- Born: 2003 (age 22–23) Cambridge, United Kingdom
- Education: Hockerill Anglo-European College
- Known for: Climate and social activism

= Riz Possnett =

British activist (born 2003)

Riz Possnett (born 2003) is a British activist involved with climate change demonstrations as part of the UK Student Climate Network and Extinction Rebellion since 2019. Possnett has been involved with the anti-monarchy activism group No More Royals. As of 2023, Possnett is a student at Wadham College, Oxford.

== Biography ==
Riz Possnett was born in 2003. Posnett's parents are South Cambridgeshire District Council chief executive Liz Watts and businessman Robert Possnett, who himself is an environmental activist. Possnett attended Hockerill Anglo-European College in Hertfordshire and Li Po Chun United World College of Hong Kong. Possnett is currently an undergraduate at Wadham College at the University of Oxford studying Philosophy, politics and economics.

==Activism==
In January 2019, Possnett became an organizer and activist for UK Student Climate Network featuring in various media appearance including CNN and Vice News. Whilst a member of Extinction Rebellion, on 8 April 2022, Possnett and others blocked London's Tower Bridge as part of a climate change protest for four hours, causing major traffic disruption and a great deal of distress to motorists on the bridge. Possnett pleaded not guilty to obstruction of a highway at a court hearing in November. A trial took place in June 2023.
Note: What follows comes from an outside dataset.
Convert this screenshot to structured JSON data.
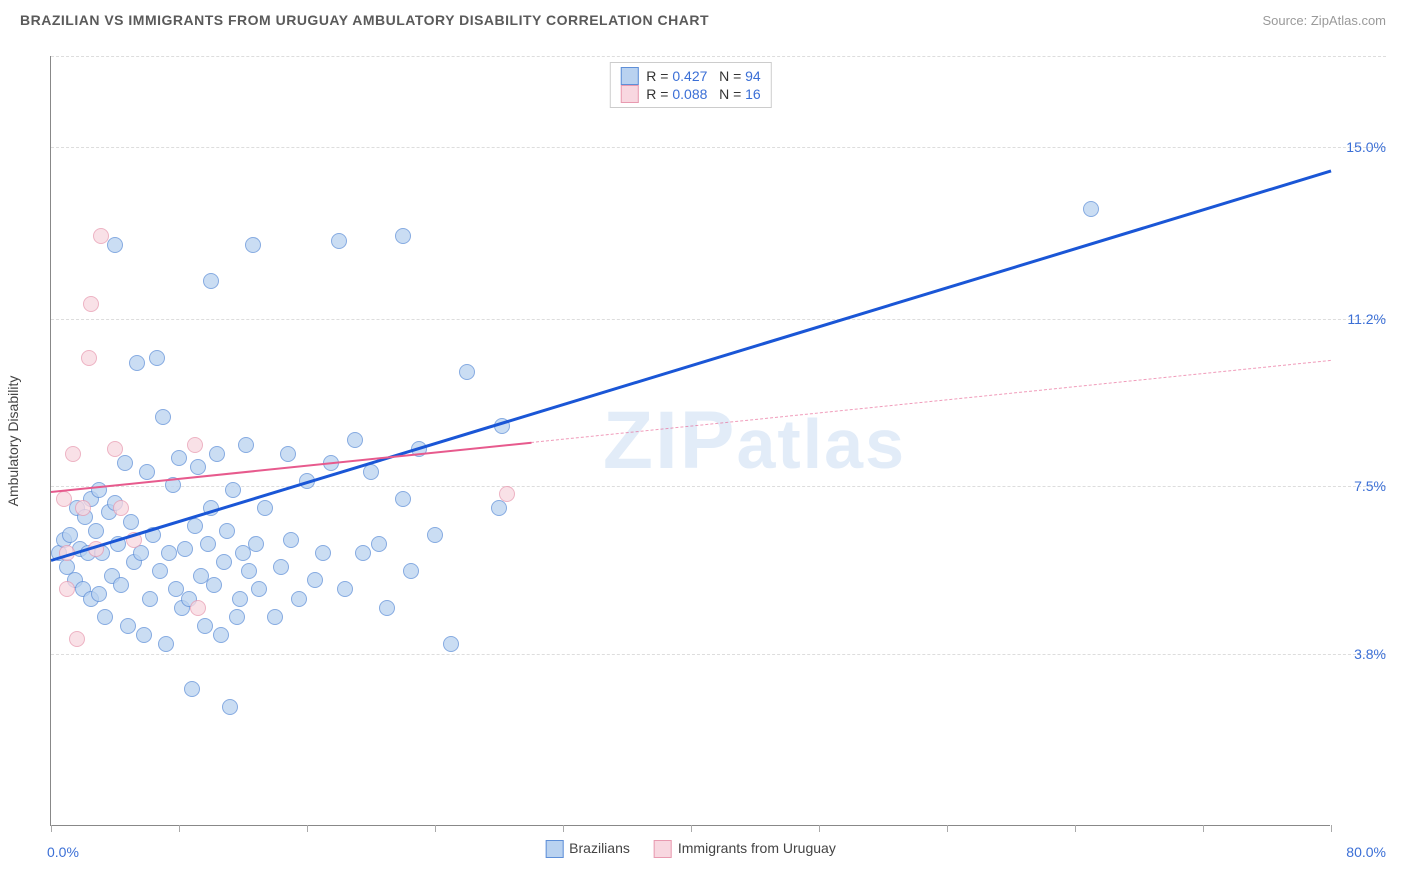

The Times has described Possnett as a leader of No More Royals, a group formed in February 2023 aligned with the anti-monarchy movement in Britain. Possnett and other activists have performed stunts prior to the coronation of Charles III and Camilla in May, notably one performed during a tour of Windsor Castle.

Possnett staged a protest at talk by academic Kathleen Stock at the Oxford Union on 30 May 2023 due to Stock's gender-critical views. Shortly after the talk began, Possnett glued their hand to the floor, wearing a shirt which said "No More Dead Trans Kids", while two other protesters waved pride flags and distributed leaflets. Possnett and the other protesters were removed by police officers after 20 minutes.